Ok thanks man! I still want to know at what point this seperation happens... is it the point where the spring is at loose length? if so - why is that?

4. Jan 2, 2013

### PhanthomJay

yes, that is correct
When the spring rebounds to its loose length, what is the force exerted by the spring on the body, per Hookes law?

5. Jan 2, 2013

### assaftolko

0, but how can you conclude from this that the body will seperate from the spring? I mean for a mass that is attached to a spring - it will experience a lot of times 0 force from the spring and still will stay attached to it - why if the mass isn"t attached (by something) to the spring then I know for sure (either for vertical or for horizontal spring) that the mass will depart from the spring at loose length point?

6. Jan 2, 2013

### PhanthomJay

The spring force on a body is not only a conservative force, but it is also a normal contact force acting perpendicular to the body.
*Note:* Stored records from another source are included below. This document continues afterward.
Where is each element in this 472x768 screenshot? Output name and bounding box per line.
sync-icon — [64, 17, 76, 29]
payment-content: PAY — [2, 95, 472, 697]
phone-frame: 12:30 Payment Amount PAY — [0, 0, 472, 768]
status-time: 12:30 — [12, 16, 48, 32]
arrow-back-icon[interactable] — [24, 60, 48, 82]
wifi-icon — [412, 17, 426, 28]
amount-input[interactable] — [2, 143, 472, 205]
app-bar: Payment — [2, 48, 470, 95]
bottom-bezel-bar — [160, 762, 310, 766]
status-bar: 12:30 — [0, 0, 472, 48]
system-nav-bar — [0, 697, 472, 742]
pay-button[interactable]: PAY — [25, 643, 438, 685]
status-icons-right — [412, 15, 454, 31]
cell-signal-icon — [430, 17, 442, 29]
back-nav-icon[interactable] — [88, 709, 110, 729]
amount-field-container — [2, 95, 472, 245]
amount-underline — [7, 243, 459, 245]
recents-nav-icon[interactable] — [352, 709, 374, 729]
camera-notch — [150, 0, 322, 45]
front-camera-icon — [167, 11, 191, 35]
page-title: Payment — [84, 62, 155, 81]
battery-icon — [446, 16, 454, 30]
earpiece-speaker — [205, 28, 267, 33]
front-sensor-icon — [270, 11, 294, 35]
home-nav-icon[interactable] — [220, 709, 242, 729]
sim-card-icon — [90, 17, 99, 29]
Unattached normal contact forces always push in toward an object, never away from it. Its like a book resting on a table, with a normal force of the table acting up on it with a force of mg. When you now lift the book slowly from the table, the normal force gets less and less until it reaches zero, at which point, the book loses contact with the table because the normal force cannot act downwards.

7. Jan 2, 2013

### assaftolko

So the reason a body "glued" to a spring doesn't depart from it at loose length point is just the constraint from the spring? this pivot or whatever exerts a force on the body that doesn;t allow it to depart?

8. Jan 2, 2013

### MrWarlock616

Oh no that's just because of the glue.

When it's not glued to the spring, the upward acceleration due to the restoring force causes it to move upward and finally leave the spring when the force is zero.